Habían visto el mono y se habían encaprichado; ya hacía años que el mono estaba allí, sobre la repisa. No consideró faltar a ninguna norma regalando el mono a unos clientes tan especiales.

La familia Catasús vivía en las afueras, en una casa pairal que el veterano de la guerra de Cuba, al que encontró en la parada de coches contigua a la estación, dijo conocer bien. Ya en la casa entregó a la criada su tarjeta de visita. Mientras aguardaba en el zaguán pensó que estaba cometiendo una tontería. De las decisiones absurdas se siguen siempre resultados fatales, se dijo. Quizá lo mejor sería renunciar a este disparate sentimental ahora, cuando aún es tiempo, reflexionó. El propio Catasús salió a su encuentro. Era un sesentón orondo, jovial y campechano. Bouvila, le dijo, ¡cuánto honor! Había oído hablar mucho de él; tenían conocidos comunes; también había llegado a sus oídos el banquete ofrecido días atrás a la zarina, le dijo. Estas cosas aquí en provincias tienen siempre una gran repercusión, confesó riéndose con llaneza. Pero, ¿a qué debía el placer de la visita? Un asunto privado, dijo él; lo expuso en pocas palabras. Le parecerá a usted absurdo que ahora muestre tanto interés por ese mono, acabó diciendo. No, no, de ningún modo, repuso Catasús con simpatía, sólo que, añadió, lamento no poder complacerle como habría sido mi deseo. Le refirió cómo su cuñado, un tal Esclasans, dueño de una destilería, habiendo visto el mono un día en casa del taxidermista, tuvo la ocurrencia de bautizar un aguardiente con el nombre de "Aguardiente del Mono"; ya había conseguido que el taxidermista le regalase el mono, cuya imagen se proponía usar como reclamo del producto, cuando el abogado que gestionaba sus asuntos en Barcelona le escribió para informarle de que ese nombre comercial había sido registrado con anterioridad; por pura coincidencia ya había en el mercado un anís que llevaba el mismo nombre.
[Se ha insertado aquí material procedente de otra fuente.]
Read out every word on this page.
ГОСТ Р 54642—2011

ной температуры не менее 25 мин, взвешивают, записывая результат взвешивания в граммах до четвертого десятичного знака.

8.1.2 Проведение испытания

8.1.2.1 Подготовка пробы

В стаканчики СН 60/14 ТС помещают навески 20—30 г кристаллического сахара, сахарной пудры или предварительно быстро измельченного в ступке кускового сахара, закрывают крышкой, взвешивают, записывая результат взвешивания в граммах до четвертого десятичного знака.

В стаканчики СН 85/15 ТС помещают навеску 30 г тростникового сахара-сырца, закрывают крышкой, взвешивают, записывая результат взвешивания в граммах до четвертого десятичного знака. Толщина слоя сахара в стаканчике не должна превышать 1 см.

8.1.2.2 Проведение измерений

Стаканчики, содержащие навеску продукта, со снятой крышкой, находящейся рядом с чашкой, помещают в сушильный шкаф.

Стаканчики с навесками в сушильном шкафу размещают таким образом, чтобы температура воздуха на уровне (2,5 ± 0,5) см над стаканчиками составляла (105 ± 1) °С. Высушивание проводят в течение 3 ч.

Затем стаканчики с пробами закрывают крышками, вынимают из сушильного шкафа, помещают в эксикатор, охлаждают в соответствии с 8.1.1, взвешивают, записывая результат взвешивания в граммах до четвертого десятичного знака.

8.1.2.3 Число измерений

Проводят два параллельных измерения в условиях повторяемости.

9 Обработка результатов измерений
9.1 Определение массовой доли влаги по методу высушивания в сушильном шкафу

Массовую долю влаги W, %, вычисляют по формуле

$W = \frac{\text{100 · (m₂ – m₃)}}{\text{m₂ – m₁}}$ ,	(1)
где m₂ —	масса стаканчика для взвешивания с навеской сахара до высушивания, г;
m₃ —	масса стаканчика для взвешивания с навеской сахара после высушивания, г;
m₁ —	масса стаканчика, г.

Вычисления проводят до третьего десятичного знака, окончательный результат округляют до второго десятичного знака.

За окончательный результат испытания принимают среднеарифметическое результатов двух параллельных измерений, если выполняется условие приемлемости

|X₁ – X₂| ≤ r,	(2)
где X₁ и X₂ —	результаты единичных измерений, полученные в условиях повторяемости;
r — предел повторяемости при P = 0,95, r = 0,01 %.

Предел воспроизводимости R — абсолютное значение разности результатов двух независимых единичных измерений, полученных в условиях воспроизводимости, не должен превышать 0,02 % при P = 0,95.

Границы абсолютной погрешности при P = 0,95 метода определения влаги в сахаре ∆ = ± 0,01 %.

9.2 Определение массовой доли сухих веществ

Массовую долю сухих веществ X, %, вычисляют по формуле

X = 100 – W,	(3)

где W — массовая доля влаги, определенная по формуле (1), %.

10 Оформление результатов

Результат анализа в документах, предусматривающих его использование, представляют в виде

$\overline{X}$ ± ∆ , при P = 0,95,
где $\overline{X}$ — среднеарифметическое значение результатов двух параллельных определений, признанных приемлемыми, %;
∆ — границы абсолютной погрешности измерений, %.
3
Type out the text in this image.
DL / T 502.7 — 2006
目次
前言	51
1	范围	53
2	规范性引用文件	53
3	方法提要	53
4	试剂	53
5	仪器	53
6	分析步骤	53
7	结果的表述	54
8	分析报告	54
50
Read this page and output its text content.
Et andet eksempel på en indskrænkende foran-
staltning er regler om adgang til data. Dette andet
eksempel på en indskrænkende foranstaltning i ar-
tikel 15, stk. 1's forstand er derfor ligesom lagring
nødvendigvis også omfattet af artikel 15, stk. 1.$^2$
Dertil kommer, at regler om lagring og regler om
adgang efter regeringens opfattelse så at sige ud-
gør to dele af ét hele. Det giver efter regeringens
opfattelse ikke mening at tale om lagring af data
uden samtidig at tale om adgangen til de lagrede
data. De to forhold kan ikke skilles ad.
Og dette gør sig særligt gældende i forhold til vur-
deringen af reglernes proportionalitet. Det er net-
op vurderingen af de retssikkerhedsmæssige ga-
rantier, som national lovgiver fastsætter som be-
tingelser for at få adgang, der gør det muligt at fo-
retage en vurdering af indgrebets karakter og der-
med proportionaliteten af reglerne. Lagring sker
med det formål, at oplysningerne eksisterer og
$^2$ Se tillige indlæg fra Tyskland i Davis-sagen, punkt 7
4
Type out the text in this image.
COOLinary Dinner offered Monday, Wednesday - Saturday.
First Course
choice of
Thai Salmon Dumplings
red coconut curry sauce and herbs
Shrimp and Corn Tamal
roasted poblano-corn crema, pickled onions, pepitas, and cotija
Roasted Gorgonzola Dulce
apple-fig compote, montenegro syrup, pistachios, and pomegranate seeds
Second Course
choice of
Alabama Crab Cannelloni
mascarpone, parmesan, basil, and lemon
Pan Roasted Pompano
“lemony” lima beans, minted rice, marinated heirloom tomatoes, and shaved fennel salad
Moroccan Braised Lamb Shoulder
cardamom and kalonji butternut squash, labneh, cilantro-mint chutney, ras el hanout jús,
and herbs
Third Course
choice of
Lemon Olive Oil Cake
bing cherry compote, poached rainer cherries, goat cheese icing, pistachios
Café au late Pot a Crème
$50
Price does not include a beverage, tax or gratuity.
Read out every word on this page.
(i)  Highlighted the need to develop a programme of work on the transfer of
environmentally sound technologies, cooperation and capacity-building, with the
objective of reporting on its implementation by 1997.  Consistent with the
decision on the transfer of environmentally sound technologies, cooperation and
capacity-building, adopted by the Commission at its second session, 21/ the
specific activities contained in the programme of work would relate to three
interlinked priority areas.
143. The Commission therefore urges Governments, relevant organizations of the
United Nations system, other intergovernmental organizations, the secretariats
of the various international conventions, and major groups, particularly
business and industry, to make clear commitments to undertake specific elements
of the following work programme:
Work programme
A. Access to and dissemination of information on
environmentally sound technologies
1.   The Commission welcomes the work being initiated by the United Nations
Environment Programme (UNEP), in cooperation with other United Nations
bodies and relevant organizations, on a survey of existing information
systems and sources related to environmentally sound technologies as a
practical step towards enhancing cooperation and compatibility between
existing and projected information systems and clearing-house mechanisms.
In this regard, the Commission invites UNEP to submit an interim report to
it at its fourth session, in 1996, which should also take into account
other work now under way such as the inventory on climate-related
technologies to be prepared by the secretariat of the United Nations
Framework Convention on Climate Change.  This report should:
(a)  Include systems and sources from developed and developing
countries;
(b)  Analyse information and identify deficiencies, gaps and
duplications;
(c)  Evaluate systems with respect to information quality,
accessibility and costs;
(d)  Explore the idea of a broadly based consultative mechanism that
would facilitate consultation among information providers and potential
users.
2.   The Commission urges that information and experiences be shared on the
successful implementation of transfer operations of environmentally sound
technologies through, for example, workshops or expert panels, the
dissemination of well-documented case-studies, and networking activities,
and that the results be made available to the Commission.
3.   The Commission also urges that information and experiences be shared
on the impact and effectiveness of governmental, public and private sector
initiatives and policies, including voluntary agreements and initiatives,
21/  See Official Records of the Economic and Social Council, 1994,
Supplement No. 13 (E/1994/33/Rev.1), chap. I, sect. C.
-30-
Durante cierto tiempo el mono había pasado a ser juguete de los niños; cuando éstos crecieron fue arrumbado en el desván; finalmente, apolillado y maltrecho fue arrojado a la basura.

– Es notable, con todo -dijo Catasús al término de su relato-, que después de tanto tiempo haya podido usted reconstruir la trayectoria de ese mono íntegramente -miró el reloj de péndulo como si quisiera desembararze en ese mismo instante de él y no supiera cómo. También él buscaba una fórmula que le permitiera abandonar la casa-. Pero veo que aún faltan más de dos horas para que salga su tren y estamos a dos pasos de la estación, como quien dice. Pase, hágame el favor.

Nos gustaría mucho que compartiera con nosotros un modesto refrigerio. Como ve, tenemos una pequeña reunión de familia.

Se dejó conducir a un comedor amplio, de techo artesonado y muebles de roble en el que había unas doce o trece personas.

Catasús procedió a hacer las presentaciones, a las que apenas prestó un interés pasajero. Algunos de los reunidos eran hijos de Catasús, con sus respectivas esposas; otros eran parientes de distinto grado de proximidad. Por último le fue presentado un sujeto pintoresco a quien Catasús llamó Santiago Belltall.

– Santiago es inventor -dijo Catasús por toda referencia.

Del tono de sorna que creyó percibir en su voz y de las miradas de complicidad ruiseña que le lanzaron los presentes dedujo que se trataba de uno de esos parientes pobres o desgraciados, estrafalarios y algo tontos que acaban convirtiéndose en bufones de su círculo por inadvertencia.

Santiago Belltall, cuyo nombre habría de quedar unido a su vida para siempre, contaba a la sazón veintiocho años, pero aparentaba el doble de su propia edad: tenía el aspecto desnutrido y fatigado del hombre que ha dejado de comer y de dormir por causa de una obsesión; la melena pajiza, grasienta y lacia, los ojos saltones y húmedos, la nariz larga y la boca ancha, de labios finos y dientes grandes acentuaban su aspecto irrisorio; tampoco una chaqueta de lana vieja y rezurcida, una corbata deshilachada y chillona, un pantalón demasiado corto y unas alpargatas de cáñamo movían a respeto. Aunque de sobra se veía que subsistía gracias a la caridad ajena, apenas probaba los bollos y confites que tenía a su alcance sobre la mesa.